Nguyễn Thị Thiết

Personal information
- Nationality: Vietnam
- Born: 27 October 1984 (age 41) Hải Dương, Vietnam
- Height: 1.65 m (5 ft 5 in)
- Weight: 63 kg (139 lb)

Sport
- Sport: Weightlifting
- Event: 63 kg

Medal record
Women's weightlifting
Representing Vietnam
Southeast Asian Games
| Gold medal – first place | 2007 Bangkok | 63 kg |
| Silver medal – second place | 2003 Hanoi | 63 kg |
| Silver medal – second place | 2005 Manila | 63 kg |
| Silver medal – second place | 2009 Vientiane | 63 kg |

= Nguyễn Thị Thiết =

Vietnamese weightlifter

Nguyễn Thị Thiết (born October 27, 1984) is a Vietnamese weightlifter.
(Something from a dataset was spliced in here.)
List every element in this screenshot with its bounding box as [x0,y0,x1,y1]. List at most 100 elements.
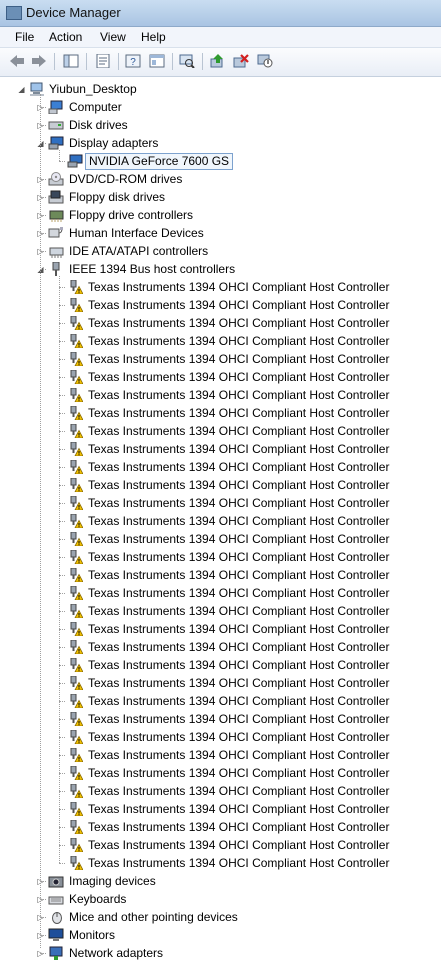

She won a total of four medals (one gold and three silver) for the 63 kg class at the Southeast Asian Games (2003 in Hanoi, Vietnam, 2005 in Manila, Philippines, 2007 in Bangkok, Thailand, and 2009 in Vientiane, Laos).

Nguyen made her official debut for the 2004 Summer Olympics in Athens, where she competed for the women's middleweight class (63 kg). She finished only in sixth place by ten kilograms short of her record from South Korea's Kim Soo-Kyung, with a total of 205.0 kilograms (95 in the snatch, and 110 in the clean and jerk).
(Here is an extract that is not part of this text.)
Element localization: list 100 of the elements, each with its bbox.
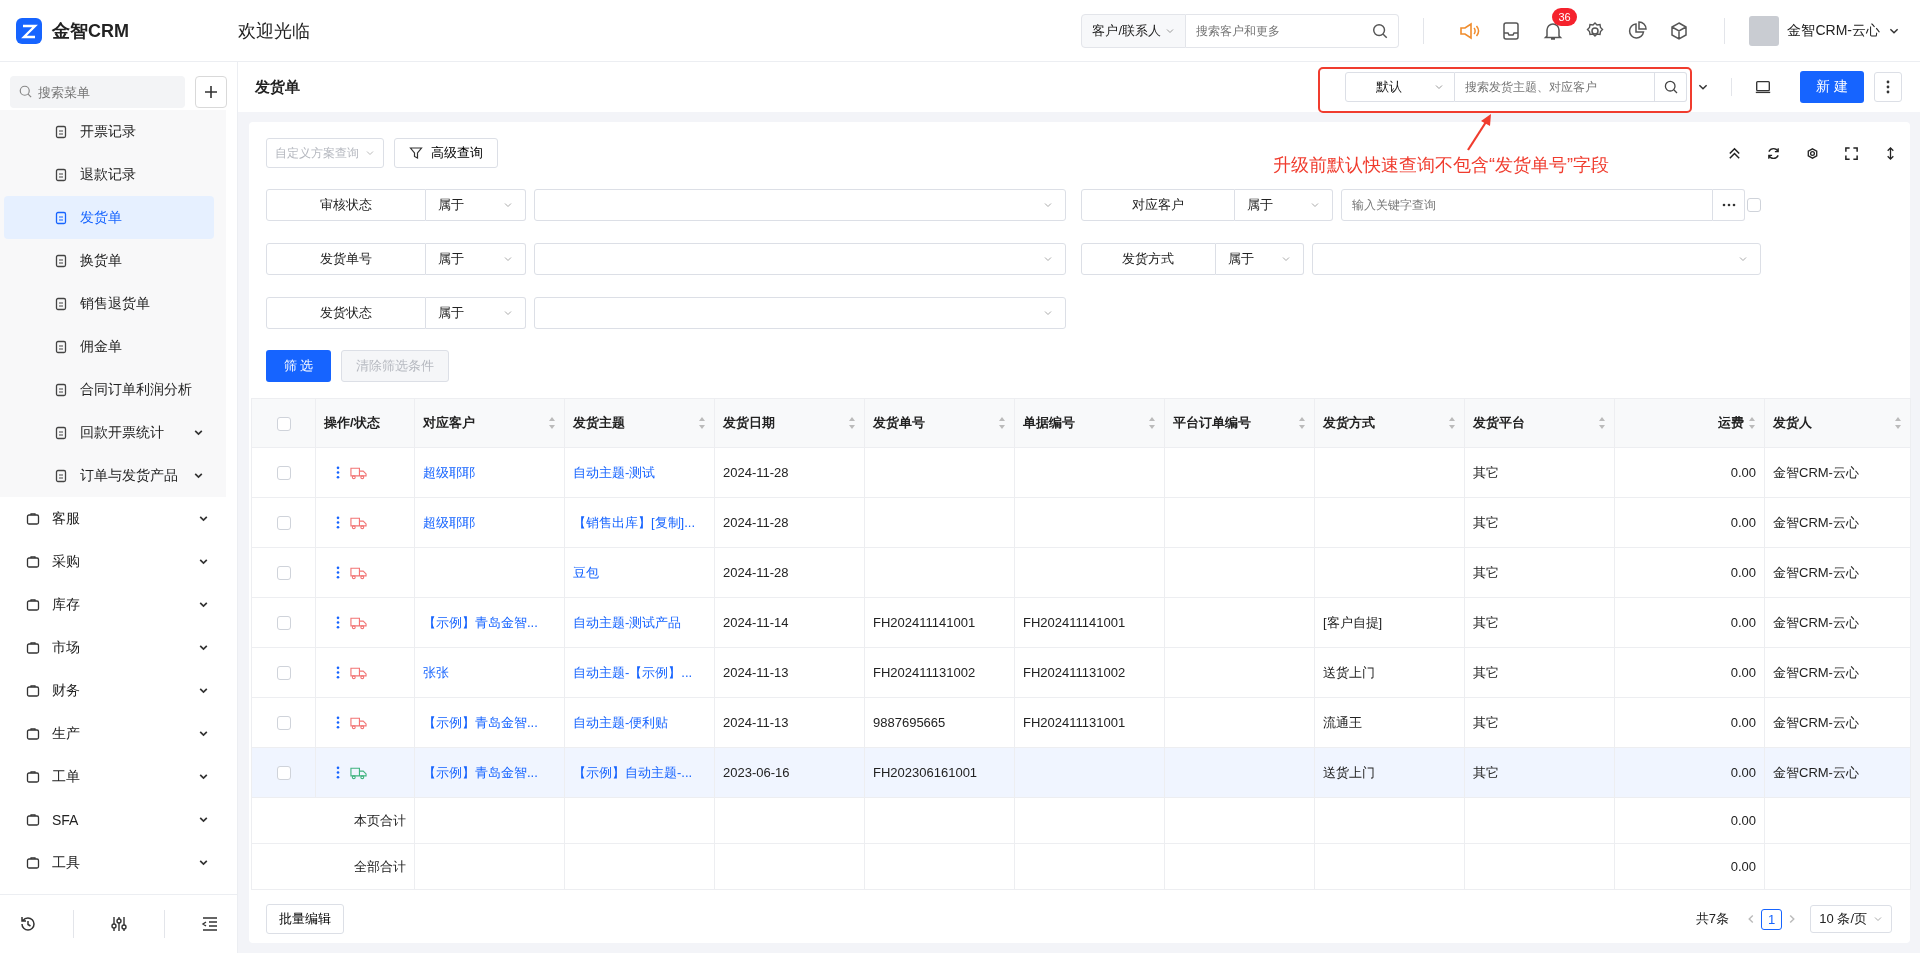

At the 2008 Summer Olympics in Beijing, Nguyen qualified for the second time in the women's 63 kg class, after finishing second from the Asian Weightlifting Championships in Kanazawa, Japan. Nguyen placed fifth in this event, as she successfully lifted 100 kg in the single-motion snatch, and hoisted 125 kg in the two-part, shoulder-to-overhead clean and jerk, for a total of 225 kg.